Décès de Georges Lautner

Christophe Foltzer | 23 novembre 2013
Christophe Foltzer | 23 novembre 2013

Georges Lautner nous a quitté hier à l'âge de 87 ans, "des suites d'une longue maladie", a précisé le cascadeur Rémy Julienne.

Célèbre pour ses films en collaboration avec Michel Audiard, Les tontons flingueurs, Les barbouzes et Ne nous fâchons pas, Lautner avait connu son premier succès public en 1961 avec Le monocle noir avec Paul Meurisse, avant d'embrayer sur Les tontons qui marqua sa consécration, avec un succès jamais démenti. En signant cette oeuvre-phare du cinéma français, il s'était inscrit durablement dans l'inconscient collectif de notre pays et les multiples références à son oeuvre (ainsi que ses rediffusions à un rythme métronomique) montrent bien qu'il avait su toucher quelque chose  chez le spectateur, une fibre populaire sans tomber dans le populisme et la facilité dont beaucoup de ses confrères devraient s'inspirer. Pour autant, il s'était retrouvé piégé par le succès des Tontons, qui l'empêchait, selon lui, de concrétiser ses ambitions.

Construisant une filmographie un peu plus sombre avec deux films mettant en scène Alain Delon (Les seins de glace et Mort d'un pourri), Georges Lautner rencontre Jean-Paul Belmondo et c'est une découverte mutuelle puisque de cette amitié sortiront plusieurs films, dont certains parmi les meilleurs rôles de Belmondo : Flic ou voyou, Le guignolo, Joyeuses Pâques et, évidemment, Le professionnel (1981), énorme succès.

Pour autant, avec un filmo aussi fournie que la sienne, Lautner n'avait pas réalisé que des chefs-d'oeuvre puisqu'on lui doit aussi, entre autres, l'embarrassant La cage aux folles 3 (1985). Bien que les années 80 n'aient pas été du même niveau que le reste de sa carrière, citons quand même La maison assassinée (1988) avec Patrick Bruel et Anne Brochet, joli succès en son temps et film qui reste, à bien des égards, encore sympathique aujourd'hui. 

Lautner finira sa carrière en 1992 avec le très sombre L'inconnu dans la maison qui lui permettra de retrouver une dernière fois son ami Jean-Paul Belmondo.

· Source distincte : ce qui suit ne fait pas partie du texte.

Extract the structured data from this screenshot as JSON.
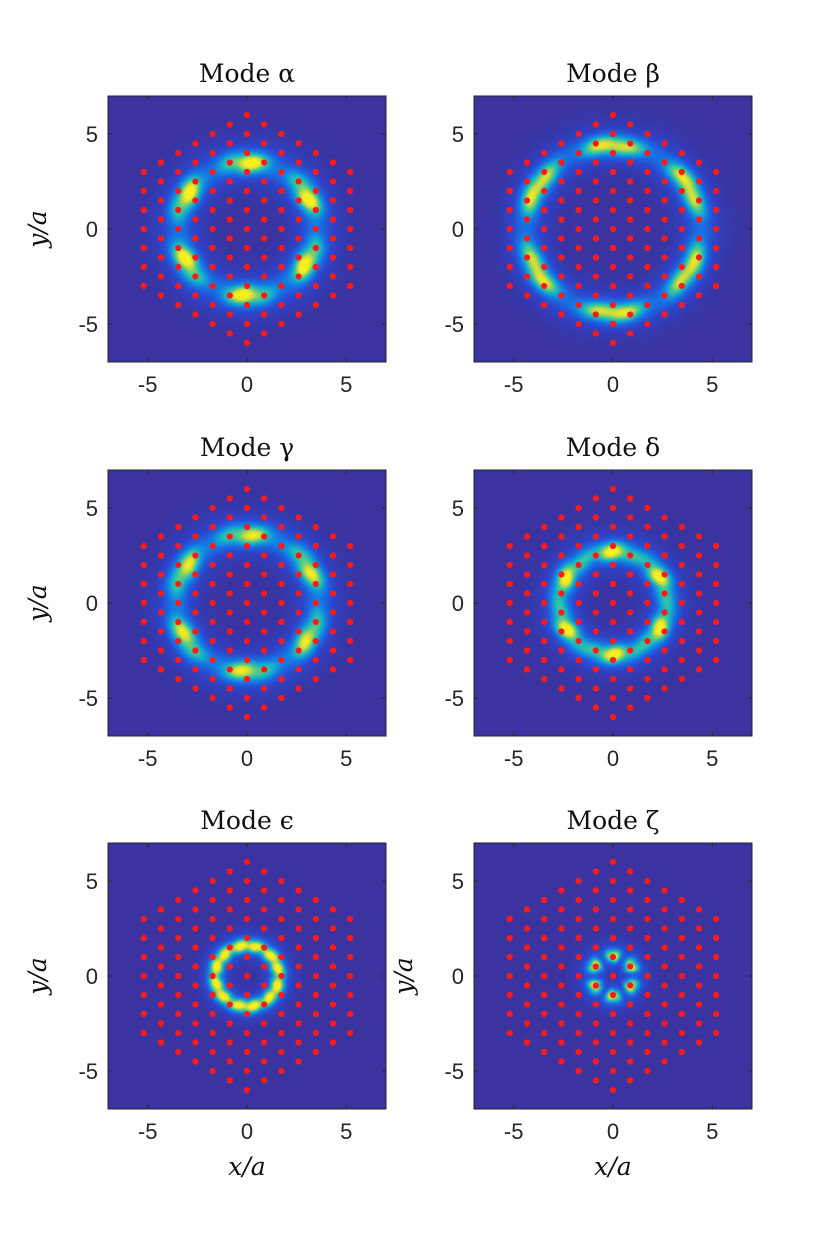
{
  "chart_data": {
    "type": "heatmap",
    "layout": "3 rows x 2 columns",
    "xlim": [
      -7,
      7
    ],
    "ylim": [
      -7,
      7
    ],
    "ticks": [
      -5,
      0,
      5
    ],
    "xlabel": "x/a",
    "ylabel": "y/a",
    "colors": {
      "background": "#3a33a0",
      "mode_glow": "#1e9fe0",
      "mode_peak": "#f2ee2a",
      "lattice_points": "#ff1a1a",
      "axes": "#262626"
    },
    "lattice": {
      "type": "hexagonal",
      "spacing": 1.0,
      "extent": "hexagon of lattice points out to radius about 6.9 a, with the central region of the lattice empty of points only where the field peaks"
    },
    "panels": [
      {
        "title": "Mode α",
        "ring_radius": 3.5,
        "lobes": 6,
        "lobe_phase_deg": 30,
        "lobe_contrast": 0.8,
        "peak_intensity": 1.0,
        "ring_width": 0.55,
        "show_ylabel": true,
        "show_xlabel": false
      },
      {
        "title": "Mode β",
        "ring_radius": 4.4,
        "lobes": 6,
        "lobe_phase_deg": 90,
        "lobe_contrast": 0.8,
        "peak_intensity": 1.0,
        "ring_width": 0.5,
        "show_ylabel": false,
        "show_xlabel": false
      },
      {
        "title": "Mode γ",
        "ring_radius": 3.6,
        "lobes": 6,
        "lobe_phase_deg": 30,
        "lobe_contrast": 0.7,
        "peak_intensity": 0.9,
        "ring_width": 0.55,
        "show_ylabel": true,
        "show_xlabel": false
      },
      {
        "title": "Mode δ",
        "ring_radius": 2.7,
        "lobes": 6,
        "lobe_phase_deg": 90,
        "lobe_contrast": 0.5,
        "peak_intensity": 0.95,
        "ring_width": 0.5,
        "show_ylabel": false,
        "show_xlabel": false
      },
      {
        "title": "Mode ϵ",
        "ring_radius": 1.6,
        "lobes": 6,
        "lobe_phase_deg": 30,
        "lobe_contrast": 0.15,
        "peak_intensity": 1.0,
        "ring_width": 0.35,
        "show_ylabel": true,
        "show_xlabel": true
      },
      {
        "title": "Mode ζ",
        "ring_radius": 1.05,
        "lobes": 6,
        "lobe_phase_deg": 90,
        "lobe_contrast": 0.9,
        "peak_intensity": 1.0,
        "ring_width": 0.35,
        "show_ylabel": true,
        "show_xlabel": true
      }
    ]
  }
}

Avec Georges Lautner, c'est une vision d'un cinéma hexagonal sincère, populaire et de qualité qui s'éteint. Cette disparition nous touche d'autant plus qu'elle nous rappelle, si besoin était, qu'en son temps le cinéma français était capable d'accoucher de grands succès sans prendre son public pour un imbécile, de le divertir sans le mépriser, de l'amuser sans cynisme aucun. Il faut dire aussi, qu'à l'instar de Georges Lautner, les caractères n'étaient pas les mêmes. 

Il serait stupide de vouloir résumer la carrière de Georges Lautner uniquement par ces quelques lignes. Le mieux est encore de voir (ou revoir) ses films, d'autant qu'un grand nombre sont disponibles en Blu-ray et en DVD (vous retrouverez d'ailleurs nos tests Blu-ray de trois Lautner/Audiard en cliquant ici).